EWSoftware / VSSpellChecker

A Visual Studio spell checker editor extension that checks the spelling of comments, strings, and plain text as you type. Supports configuration and various languages.
Other
377 stars 65 forks source link

Pasting emoji into string crashes Visual Studio 2019 #218

Closed watfordjc closed 3 years ago

watfordjc commented 4 years ago

Yesterday I was trying to paste an emoji into a text string (to overwrite the img alt Twitter uses when copying text from a Tweet), and every time I pasted the fire engine emoji Visual Studio crashed. After the file recovery process, a banner at the top of the window suggested disabling this extension.

Extension enabled: Visual Studio crashes if I perform the action Extension disabled: Visual Studio doesn't crash if I perform the action

Code Sample

This is the relevant line of my code, although I'm fairly sure the only thing of relevance is the string value:

Interop.UnsafeNativeMethods.DrawTextFromString(canvas, "Blue watch are getting ready to handover to green watch for the night. We will be back at 20:00 tomorrow night. Stay safe 🚒😀🚒", centredTopLeft.X, (int)Math.Round(startY), canvasDimensions.Width - (centredTopLeft.X * 2), canvasDimensions.Height - (int)Math.Round(startY), false, "Segoe UI Emoji", 90.0f, 700, "en-GB", brushes["textBrush"]);

This is the string copied from Twitter [Link to Tweet to comply with TOS] surrounded with double quotes:

"Blue watch are getting ready to handover to green watch for the night. We will be back at 20:00 tomorrow night. Stay safe Fire engineGrinning faceFire engine"

Thoughts

I'm not sure if just pasting 🚒 into a string causes the issue, whether pasting 🚒 over the selected text "Fire engine" causes the issue, or if pasting any emoji causes the issue - I haven't extensively tested it.

I'm also not sure at what point in the pasting/spellchecking process a change in text encoding is involved, but I'm fairly sure the emoji I copied was in UTF-8 (it was from a Web page) and string is UTF-16.

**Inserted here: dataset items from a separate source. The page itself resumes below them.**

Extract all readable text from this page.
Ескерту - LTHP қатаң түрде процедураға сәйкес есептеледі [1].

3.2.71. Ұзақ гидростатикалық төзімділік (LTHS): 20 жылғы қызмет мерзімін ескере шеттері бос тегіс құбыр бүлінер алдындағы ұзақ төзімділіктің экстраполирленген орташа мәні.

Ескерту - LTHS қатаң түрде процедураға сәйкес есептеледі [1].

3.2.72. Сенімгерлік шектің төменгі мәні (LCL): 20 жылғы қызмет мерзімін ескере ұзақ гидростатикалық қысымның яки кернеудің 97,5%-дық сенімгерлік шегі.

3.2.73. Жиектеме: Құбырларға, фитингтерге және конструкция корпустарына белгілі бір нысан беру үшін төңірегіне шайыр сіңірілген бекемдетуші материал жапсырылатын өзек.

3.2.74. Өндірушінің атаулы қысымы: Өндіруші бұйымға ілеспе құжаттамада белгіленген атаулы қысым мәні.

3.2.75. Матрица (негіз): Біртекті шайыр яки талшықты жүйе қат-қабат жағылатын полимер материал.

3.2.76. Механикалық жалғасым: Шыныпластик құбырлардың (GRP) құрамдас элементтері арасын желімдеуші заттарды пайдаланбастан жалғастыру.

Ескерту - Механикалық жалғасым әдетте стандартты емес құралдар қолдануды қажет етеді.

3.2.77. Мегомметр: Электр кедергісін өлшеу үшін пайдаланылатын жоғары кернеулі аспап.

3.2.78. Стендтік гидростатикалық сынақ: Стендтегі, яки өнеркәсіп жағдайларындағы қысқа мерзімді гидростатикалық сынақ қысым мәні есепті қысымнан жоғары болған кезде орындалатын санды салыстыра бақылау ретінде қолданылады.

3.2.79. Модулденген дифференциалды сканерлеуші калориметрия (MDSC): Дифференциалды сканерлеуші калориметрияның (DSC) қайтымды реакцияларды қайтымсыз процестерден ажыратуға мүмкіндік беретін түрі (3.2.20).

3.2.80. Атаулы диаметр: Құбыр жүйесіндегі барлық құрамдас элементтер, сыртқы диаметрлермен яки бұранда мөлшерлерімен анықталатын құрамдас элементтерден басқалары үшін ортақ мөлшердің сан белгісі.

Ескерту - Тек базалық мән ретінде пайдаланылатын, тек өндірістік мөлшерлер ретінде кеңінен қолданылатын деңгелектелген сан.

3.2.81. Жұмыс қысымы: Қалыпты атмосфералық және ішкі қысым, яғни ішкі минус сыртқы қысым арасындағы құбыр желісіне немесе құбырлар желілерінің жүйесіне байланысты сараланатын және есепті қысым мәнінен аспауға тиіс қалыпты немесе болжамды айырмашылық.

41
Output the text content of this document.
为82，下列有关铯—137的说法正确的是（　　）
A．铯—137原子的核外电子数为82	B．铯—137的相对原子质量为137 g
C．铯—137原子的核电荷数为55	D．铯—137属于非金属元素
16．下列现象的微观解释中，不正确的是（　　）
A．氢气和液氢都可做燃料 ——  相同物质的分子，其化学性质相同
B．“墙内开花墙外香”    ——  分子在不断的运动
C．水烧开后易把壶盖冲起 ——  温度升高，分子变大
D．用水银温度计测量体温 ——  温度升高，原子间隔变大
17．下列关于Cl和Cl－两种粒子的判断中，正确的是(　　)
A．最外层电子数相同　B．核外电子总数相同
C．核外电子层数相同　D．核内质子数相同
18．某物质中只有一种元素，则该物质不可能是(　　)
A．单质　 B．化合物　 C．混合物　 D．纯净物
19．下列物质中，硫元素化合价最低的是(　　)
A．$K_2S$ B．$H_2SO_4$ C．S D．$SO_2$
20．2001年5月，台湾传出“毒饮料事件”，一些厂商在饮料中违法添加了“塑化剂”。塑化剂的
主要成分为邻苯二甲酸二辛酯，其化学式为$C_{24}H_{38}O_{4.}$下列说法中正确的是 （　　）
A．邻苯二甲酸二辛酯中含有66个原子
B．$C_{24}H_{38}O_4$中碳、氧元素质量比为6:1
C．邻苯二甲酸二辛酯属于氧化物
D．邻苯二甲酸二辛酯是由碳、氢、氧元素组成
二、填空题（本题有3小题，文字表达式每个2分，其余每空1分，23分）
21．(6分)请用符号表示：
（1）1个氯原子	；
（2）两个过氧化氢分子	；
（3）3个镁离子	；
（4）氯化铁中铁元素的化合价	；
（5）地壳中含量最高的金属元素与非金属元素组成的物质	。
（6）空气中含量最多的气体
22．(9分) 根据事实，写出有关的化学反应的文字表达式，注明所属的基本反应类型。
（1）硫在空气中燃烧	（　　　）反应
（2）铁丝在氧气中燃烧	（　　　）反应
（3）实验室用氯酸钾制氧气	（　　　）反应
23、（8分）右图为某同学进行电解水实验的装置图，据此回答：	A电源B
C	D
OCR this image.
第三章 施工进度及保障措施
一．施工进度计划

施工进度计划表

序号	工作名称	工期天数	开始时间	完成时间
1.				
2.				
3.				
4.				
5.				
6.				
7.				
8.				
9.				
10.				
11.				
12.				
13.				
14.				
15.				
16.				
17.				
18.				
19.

I know with the extension disabled the monochrome emoji is the same colour as string text when pasted (red*) and turns purple* after some delay, so there is also syntax highlighting involved.

* Visual Experience Color Theme: Blue; Editor Color Scheme for C#: Visual Studio 2017

Software

EWSoftware commented 4 years ago

Someone reported the same issue pasting a trash can Unicode character into a string (#216). As with that case, I'm unable to duplicate this in either VS 2017 or VS 2019. The version of Visual Studio and theme don't make a difference as far as I can tell. What language dictionary are you using? It's possible configuration settings could make a difference. Do you recall if you changed any of the configuration settings?

One thing you can try to work around the problem is to go into the configuration settings in the General category and set the Ignored Character Class option to either ignore non-Latin or ignore non-ASCII characters. That should cause it to ignore the emoji characters.

watfordjc commented 4 years ago

Ignore non-Latin stops the crashes.


Configuration Settings

Global Dictionary: en-GB General Settings: everything is Yes except Treat underscores as separators. Ignored character class: include all words. C# Options: everything is No Excluded expression: \[JsonPropertyName\(".*?"\)] Code Analysis Dictionaries: All Yes except casing exceptions. Recognised word handling: Treat all as ignored words.

Research

Potentially Relevant (also analysing what I type, as I type)

Other extensions

Project dependencies

Project Settings

Probably Irrelevant

Windows Language

Looking into how the clipboard works, my Windows settings may or may not be relevant.

When you close the clipboard, if it contains CF_TEXT data but no CF_LOCALE data, the system automatically sets the CF_LOCALE format to the current input language.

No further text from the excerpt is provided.